L’ancien Premier ministre John Howard a déclaré que l’immigration était l’une des grandes réussites de l’Australie et que la meilleure façon pour les politiciens de faire face à la montée en puissance de la leader de One Nation, Pauline Hanson, était de ne pas lui prêter trop d’attention.
Dans un appel au calme après des mois d’hostilité croissante à l’égard de l’immigration australienne, poussée par la montée en puissance du One Nation vers un sommet historique, Howard a déclaré que tout le monde, quelle que soit son origine ethnique, devrait sentir qu’il fait partie de l’Australie.
« Nous voulions des migrants qui embrasseraient ce pays. Nous ne leur avons pas demandé d’oublier leur pays de naissance. Personne ne veut que vous fassiez cela », a-t-il déclaré.
« Si vos parents sont nés en Italie, ou s’ils sont nés au Liban, s’ils sont nés en Chine, pourquoi devriez-vous leur demander de renoncer à leur affection pour le pays de leurs ancêtres ? Nous avons exigé d’eux qu’ils fassent pleinement partie de la communauté australienne. »
Le ministre de l’Intérieur, Tony Burke, a annoncé jeudi une série de mesures visant à freiner la migration temporaire, notamment des limites aux visas partenaires pour les étudiants et un scrutin pour les routards.
Les mesures ont été largement acceptées par le secteur universitaire et ont suscité la condamnation des agriculteurs alarmés par le manque de main-d’œuvre pour récolter les récoltes, soulignant les défis d’apporter même de petits changements au système d’accueil de l’immigration sans la réaction de divers groupes de pression.
Burke a déclaré que l’Australie était confrontée à un défi beaucoup plus large concernant la structure de son programme d’immigration, qui est devenu dépendant de la migration temporaire et risque de créer une économie de travailleurs invités.
« C’est l’une des choses qui m’inquiète beaucoup », a déclaré Burke lors d’une interview. « Je n’ai pas de solution immédiate. »
La main-d’œuvre migrante temporaire représente désormais plus de 16 pour cent de la population en âge de travailler, remplissant des bureaux, des fermes et des restaurants à travers le pays sans bénéficier des droits de résidents permanents ou de citoyens.
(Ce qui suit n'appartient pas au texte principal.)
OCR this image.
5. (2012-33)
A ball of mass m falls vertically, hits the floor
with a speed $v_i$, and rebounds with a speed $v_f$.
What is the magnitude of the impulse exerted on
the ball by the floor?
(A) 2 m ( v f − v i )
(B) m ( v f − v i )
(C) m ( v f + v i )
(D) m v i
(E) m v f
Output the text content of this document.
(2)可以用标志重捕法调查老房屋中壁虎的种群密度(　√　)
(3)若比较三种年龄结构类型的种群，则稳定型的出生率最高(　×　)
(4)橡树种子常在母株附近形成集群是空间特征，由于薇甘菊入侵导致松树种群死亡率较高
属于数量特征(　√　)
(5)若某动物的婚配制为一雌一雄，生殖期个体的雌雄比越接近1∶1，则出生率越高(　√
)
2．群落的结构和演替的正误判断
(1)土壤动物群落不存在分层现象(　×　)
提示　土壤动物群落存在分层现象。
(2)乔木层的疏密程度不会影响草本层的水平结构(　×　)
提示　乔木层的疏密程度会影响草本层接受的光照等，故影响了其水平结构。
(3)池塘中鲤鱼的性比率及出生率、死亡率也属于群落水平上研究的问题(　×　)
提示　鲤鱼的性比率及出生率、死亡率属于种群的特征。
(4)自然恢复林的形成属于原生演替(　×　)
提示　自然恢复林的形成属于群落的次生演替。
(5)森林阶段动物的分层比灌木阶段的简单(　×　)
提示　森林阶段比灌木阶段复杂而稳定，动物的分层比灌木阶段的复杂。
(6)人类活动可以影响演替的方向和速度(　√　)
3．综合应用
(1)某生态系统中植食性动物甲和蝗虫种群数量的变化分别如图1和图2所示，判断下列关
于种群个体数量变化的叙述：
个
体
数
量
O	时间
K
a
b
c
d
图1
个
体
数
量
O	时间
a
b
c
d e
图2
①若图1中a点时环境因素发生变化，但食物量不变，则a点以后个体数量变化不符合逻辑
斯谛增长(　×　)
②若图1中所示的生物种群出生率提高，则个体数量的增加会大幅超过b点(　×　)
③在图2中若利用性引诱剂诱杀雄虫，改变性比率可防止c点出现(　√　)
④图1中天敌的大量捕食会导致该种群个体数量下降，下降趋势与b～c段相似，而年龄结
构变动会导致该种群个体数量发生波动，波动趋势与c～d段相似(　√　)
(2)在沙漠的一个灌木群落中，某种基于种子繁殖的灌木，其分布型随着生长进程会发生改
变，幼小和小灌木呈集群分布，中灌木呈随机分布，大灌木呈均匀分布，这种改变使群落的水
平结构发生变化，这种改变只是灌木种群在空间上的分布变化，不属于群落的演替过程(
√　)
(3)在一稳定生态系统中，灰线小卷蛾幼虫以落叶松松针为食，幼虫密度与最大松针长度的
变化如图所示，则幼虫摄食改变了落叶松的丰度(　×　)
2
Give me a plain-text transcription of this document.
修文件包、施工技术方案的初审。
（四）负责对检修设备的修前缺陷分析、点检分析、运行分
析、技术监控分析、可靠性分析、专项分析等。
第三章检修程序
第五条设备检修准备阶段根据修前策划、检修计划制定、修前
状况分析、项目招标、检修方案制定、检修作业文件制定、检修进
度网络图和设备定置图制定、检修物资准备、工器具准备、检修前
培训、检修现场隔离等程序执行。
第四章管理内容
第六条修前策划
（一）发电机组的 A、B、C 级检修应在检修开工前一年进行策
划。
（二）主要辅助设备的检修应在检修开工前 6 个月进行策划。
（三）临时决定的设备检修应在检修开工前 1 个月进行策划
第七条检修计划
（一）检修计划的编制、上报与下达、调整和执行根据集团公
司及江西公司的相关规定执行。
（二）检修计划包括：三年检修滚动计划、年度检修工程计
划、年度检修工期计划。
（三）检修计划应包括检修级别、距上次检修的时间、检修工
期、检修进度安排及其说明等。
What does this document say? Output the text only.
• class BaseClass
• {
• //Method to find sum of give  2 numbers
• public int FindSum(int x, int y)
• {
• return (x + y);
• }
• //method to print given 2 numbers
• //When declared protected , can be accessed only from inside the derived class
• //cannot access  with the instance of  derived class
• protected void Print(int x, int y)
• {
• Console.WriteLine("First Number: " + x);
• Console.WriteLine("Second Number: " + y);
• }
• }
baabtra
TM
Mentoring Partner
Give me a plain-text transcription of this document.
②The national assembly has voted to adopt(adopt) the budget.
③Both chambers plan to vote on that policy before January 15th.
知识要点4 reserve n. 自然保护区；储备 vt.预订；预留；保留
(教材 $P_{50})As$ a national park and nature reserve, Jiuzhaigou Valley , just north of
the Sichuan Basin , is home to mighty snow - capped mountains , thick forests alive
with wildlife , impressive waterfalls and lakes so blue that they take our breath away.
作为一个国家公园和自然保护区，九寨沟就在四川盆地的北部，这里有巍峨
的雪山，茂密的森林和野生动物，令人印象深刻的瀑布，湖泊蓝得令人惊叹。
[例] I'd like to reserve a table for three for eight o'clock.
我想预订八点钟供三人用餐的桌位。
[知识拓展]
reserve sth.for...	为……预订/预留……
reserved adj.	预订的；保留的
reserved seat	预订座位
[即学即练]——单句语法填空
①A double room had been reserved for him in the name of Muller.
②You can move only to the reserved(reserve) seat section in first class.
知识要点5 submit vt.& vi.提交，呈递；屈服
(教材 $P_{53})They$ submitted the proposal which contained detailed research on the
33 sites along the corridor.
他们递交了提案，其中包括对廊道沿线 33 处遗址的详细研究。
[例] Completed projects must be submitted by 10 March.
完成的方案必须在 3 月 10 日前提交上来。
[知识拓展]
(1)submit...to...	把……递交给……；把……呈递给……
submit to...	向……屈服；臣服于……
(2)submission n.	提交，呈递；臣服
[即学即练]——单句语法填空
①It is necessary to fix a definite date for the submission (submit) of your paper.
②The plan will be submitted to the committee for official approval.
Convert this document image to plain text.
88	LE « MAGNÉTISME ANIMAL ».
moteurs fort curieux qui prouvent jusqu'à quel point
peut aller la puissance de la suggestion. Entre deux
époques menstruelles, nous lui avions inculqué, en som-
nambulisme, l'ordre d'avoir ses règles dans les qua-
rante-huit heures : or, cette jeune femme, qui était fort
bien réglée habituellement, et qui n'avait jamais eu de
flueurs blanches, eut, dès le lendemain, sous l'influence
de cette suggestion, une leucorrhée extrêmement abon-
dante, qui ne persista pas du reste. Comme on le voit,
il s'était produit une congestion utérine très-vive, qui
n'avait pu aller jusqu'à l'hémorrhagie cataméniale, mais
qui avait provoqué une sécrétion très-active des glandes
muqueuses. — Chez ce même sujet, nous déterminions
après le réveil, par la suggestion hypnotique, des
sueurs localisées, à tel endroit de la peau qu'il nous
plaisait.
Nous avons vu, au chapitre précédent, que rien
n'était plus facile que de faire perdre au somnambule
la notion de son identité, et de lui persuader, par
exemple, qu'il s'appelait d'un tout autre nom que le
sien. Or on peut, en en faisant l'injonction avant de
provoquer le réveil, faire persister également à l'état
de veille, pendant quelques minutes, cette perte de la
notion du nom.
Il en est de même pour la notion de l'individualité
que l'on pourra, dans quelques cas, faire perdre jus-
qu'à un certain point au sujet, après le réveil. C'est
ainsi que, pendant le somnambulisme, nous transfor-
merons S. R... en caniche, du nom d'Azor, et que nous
Le gouvernement ne dispose pas des outils législatifs nécessaires pour s’attaquer au système axé sur la demande sans le soutien de la Coalition.
Le chef de l’opposition Angus Taylor a fait écho aux affirmations de Hanson selon lesquelles l’Australie a un problème de « migration de masse » et il a rejeté les tentatives du parti travailliste de légiférer de nouveaux pouvoirs pour s’attaquer au système axé sur la demande sans « une réduction sérieuse des chiffres et une amélioration sérieuse des normes ».
Le slogan de Howard de 2001, « Nous déciderons qui vient dans ce pays et dans quelles circonstances ils viennent », est venu définir des décennies de politique en matière de réfugiés.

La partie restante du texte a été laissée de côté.